The Wrecking Storm by Michael Ward – Review.

About The Book

1641. 

London. 

The poisonous dispute pushing King Charles and Parliament towards Civil War is reaching the point of no return. 

Law and order in the city are collapsing as Puritan radicals demand more concessions from the King. Bishops and lords are attacked in the streets as the Apprentice Boys run amok. Criminal gangs use the disorder to mask their activities while the people of London lock their doors and pray for deliverance. 

No one is immune from the contagion. Two Jesuit priests are discovered in hiding and brutally executed – and soon the family of spice merchant Thomas Tallant is drawn into the spiral of violence. Tallant’s home is ransacked, his warehouse raided and his sister seized by kidnappers. 

Thomas struggles to discover who is responsible, aided by the enigmatic Elizabeth Seymour, a devotee of science, maths and tobacco in equal measure. Together they enter a murky world of court politics, street violence, secret codes and poisoned letters, and confront a vicious gang leader who will stop at nothing to satisfy his greed. 

Can Elizabeth use her skills to unpick the mass of contradictory evidence before the Tallants are ruined – both as a business and a family? 

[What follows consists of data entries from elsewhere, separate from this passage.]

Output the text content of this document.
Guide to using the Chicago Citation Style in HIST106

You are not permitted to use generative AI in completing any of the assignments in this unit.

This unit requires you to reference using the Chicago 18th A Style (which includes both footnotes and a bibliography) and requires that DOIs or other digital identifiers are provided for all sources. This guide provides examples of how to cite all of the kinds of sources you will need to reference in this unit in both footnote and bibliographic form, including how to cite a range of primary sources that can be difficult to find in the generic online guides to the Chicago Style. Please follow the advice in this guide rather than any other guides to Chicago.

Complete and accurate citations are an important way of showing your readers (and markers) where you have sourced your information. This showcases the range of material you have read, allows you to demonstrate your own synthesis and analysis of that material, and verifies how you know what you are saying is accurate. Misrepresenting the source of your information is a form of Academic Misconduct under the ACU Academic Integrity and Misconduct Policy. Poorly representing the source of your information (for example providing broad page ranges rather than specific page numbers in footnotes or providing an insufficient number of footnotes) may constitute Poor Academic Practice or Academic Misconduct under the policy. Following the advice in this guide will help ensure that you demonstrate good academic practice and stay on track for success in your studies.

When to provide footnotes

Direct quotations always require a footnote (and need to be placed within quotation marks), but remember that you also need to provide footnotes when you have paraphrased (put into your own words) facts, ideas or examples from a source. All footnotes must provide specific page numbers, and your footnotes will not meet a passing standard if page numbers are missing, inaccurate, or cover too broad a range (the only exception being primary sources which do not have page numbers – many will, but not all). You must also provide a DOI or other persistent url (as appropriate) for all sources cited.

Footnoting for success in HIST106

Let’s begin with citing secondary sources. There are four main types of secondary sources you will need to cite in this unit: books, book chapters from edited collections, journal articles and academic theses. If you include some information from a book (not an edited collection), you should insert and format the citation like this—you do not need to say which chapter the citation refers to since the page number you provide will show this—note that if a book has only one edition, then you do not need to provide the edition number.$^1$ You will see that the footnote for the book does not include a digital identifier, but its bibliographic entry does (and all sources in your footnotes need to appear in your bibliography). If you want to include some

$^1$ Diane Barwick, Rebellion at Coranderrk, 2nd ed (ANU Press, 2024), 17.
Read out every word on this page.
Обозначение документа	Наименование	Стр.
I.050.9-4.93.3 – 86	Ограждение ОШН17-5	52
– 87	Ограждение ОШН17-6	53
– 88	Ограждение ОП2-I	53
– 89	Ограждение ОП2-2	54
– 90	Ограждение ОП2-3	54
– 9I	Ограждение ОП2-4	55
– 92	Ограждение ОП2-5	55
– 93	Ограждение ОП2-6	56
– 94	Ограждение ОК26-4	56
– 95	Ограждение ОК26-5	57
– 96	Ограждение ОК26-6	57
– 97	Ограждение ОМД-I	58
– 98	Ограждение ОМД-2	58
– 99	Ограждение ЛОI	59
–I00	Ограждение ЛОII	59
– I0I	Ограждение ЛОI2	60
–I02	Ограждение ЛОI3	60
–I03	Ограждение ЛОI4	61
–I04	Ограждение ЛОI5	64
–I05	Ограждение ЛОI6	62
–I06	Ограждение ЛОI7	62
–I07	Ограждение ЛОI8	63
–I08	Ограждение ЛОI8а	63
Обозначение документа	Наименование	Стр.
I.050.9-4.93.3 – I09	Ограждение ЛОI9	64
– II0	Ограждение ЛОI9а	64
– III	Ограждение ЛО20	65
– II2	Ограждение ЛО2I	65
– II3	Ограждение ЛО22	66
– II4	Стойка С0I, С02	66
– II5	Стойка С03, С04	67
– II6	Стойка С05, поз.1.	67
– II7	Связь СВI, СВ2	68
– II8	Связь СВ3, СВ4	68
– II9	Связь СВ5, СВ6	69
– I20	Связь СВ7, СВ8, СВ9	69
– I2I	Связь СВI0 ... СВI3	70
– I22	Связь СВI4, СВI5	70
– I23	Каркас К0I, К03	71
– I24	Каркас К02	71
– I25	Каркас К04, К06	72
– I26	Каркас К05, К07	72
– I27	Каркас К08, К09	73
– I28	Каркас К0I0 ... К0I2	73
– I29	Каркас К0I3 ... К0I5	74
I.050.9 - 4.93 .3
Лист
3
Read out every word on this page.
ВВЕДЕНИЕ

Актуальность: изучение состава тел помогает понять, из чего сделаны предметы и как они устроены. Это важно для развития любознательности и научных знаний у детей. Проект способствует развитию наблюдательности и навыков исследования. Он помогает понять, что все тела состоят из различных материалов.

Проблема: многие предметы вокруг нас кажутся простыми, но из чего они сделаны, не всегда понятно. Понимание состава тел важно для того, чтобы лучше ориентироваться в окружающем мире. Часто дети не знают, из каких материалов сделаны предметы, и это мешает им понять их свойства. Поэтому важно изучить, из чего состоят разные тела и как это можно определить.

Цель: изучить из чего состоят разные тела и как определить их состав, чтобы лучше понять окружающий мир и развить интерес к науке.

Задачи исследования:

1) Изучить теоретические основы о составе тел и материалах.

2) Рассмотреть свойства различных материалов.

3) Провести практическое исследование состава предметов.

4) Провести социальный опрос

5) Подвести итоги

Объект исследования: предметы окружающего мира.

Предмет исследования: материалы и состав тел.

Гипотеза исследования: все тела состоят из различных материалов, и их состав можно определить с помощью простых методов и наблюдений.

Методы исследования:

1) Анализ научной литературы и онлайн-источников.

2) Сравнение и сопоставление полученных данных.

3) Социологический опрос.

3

And as the fight for London between King and Parliament hurtles to its dramatic conclusion, can the Tallants survive the personal and political maelstrom?

My Review

With thanks to the author for the copy received. I always enjoy historical fiction, especially when I read something that sends me looking for more information. The Wrecking Storm did just that, as did it’s prequel Rags of Time. This period in history is one that I know little about.

We join Thomas Tallant, his family and close friend Elizabeth again. The Tallant spice business is flourishing but this makes them unpopular with their business rivals who resent the family’s Dutch connections. This resentment brings danger to all of them who feel the threat from an enemy  they can’t identify.

London’s population is growing but there is a lack of housing and many people have no way of earning a living. There are an increasing number of gangs and this combined with the ongoing resentments between king and government make it an extremely dangerous place to live. The main threat comes from the Apprentice Boys who were gaining in power. It was this thread that was the strongest for me, their power and way of recruitment was very convincing.

As the danger levels increased it was Elizabeth who devised the best plan to keep the Tallant’s and their business safe. I was smiling as I read, visualising clearly the confusion and mayhem it caused. But there was also a feeling of sadness when it was revealed who was behind the threat and the consequences of the assault on the family.

Fictional characters combined with those from real life, this was a very interesting and entertaining novel. I hope there is more to come.

Rags Of Time by Michael Ward – Review.

About The Book

London.

1639.

Thomas Tallant, a young and ambitious Spice Merchant, returns from India to find his city in turmoil. 

A bitter struggle is brewing between King Charles I and Parliament, as England slides into civil war. The capital is simmering with dissent. The conflict is ready to boil over.

But Thomas soon has other troubles to contend with. A wealthy merchant, Sir Joseph Venell, is savagely killed; then his partner Sir Hugh Swofford plunges to his death, in the Tallant household.

Suspicion falls on Thomas, who is sucked into a mire of treachery and rumour within the City of London. As the merchant struggles to clear his name, he becomes captivated by the enigmatic Elizabeth Seymour, whose passion for astronomy and mathematics is matched only by her addiction to the gaming tables.

Pursued by the authorities, Thomas races to unmask the real killer who claims a third victim to implicate him further, toying with his future in a deadly cat and mouse game.

In a desperate race against time, Elizabeth applies her powers of logic and deduction to unearth the clues that will point to the killer, but her way is barred by a secret message from the grave. 

Can she crack its code before Thomas, now a wounded and exhausted fugitive, succumbs to the chase?

And, if she succeeds, has Thomas the strength to face his tormentor and win his life and reputation back?

My Review

With thanks to the author for the copy received. I always enjoy a dip into historical fiction and even though I read quite a lot that takes place in London this is the first book that I have read that is set in the 17th century. I found it refreshing, interesting and enlightening.

I remember learning at school about the reign of Charles I and the onset of the English Civil War but hadn’t really followed it since. I was aware of a few battles taking place in the Northern city where I live, one of them a few hundred yards from my home. But I knew nothing about what it was like for the normal everyday citizen who had to try and survive a London that was overcrowded, full of the disease and filth that goes with overcrowding and also cope with increasingly volatile and dangerous times. Nobody was safe. Particularly Tom, the lead character in this novel who manages to find himself suspected of murder. Even though he had an alibi.

I really liked Elizabeth Seymour, forward thinking, open, and clever. I enjoyed reading about her knowledge of the human body and found it fascinating what the medics at the time thought. She didn’t fall into the image I have of a woman from these times. I couldn’t see her behaving like she was expected to. Meek, compliant and invisible. 

I see huge potential for this to be the start of a successful series. Strong characters, a less discussed period in British history and a very realistic setting.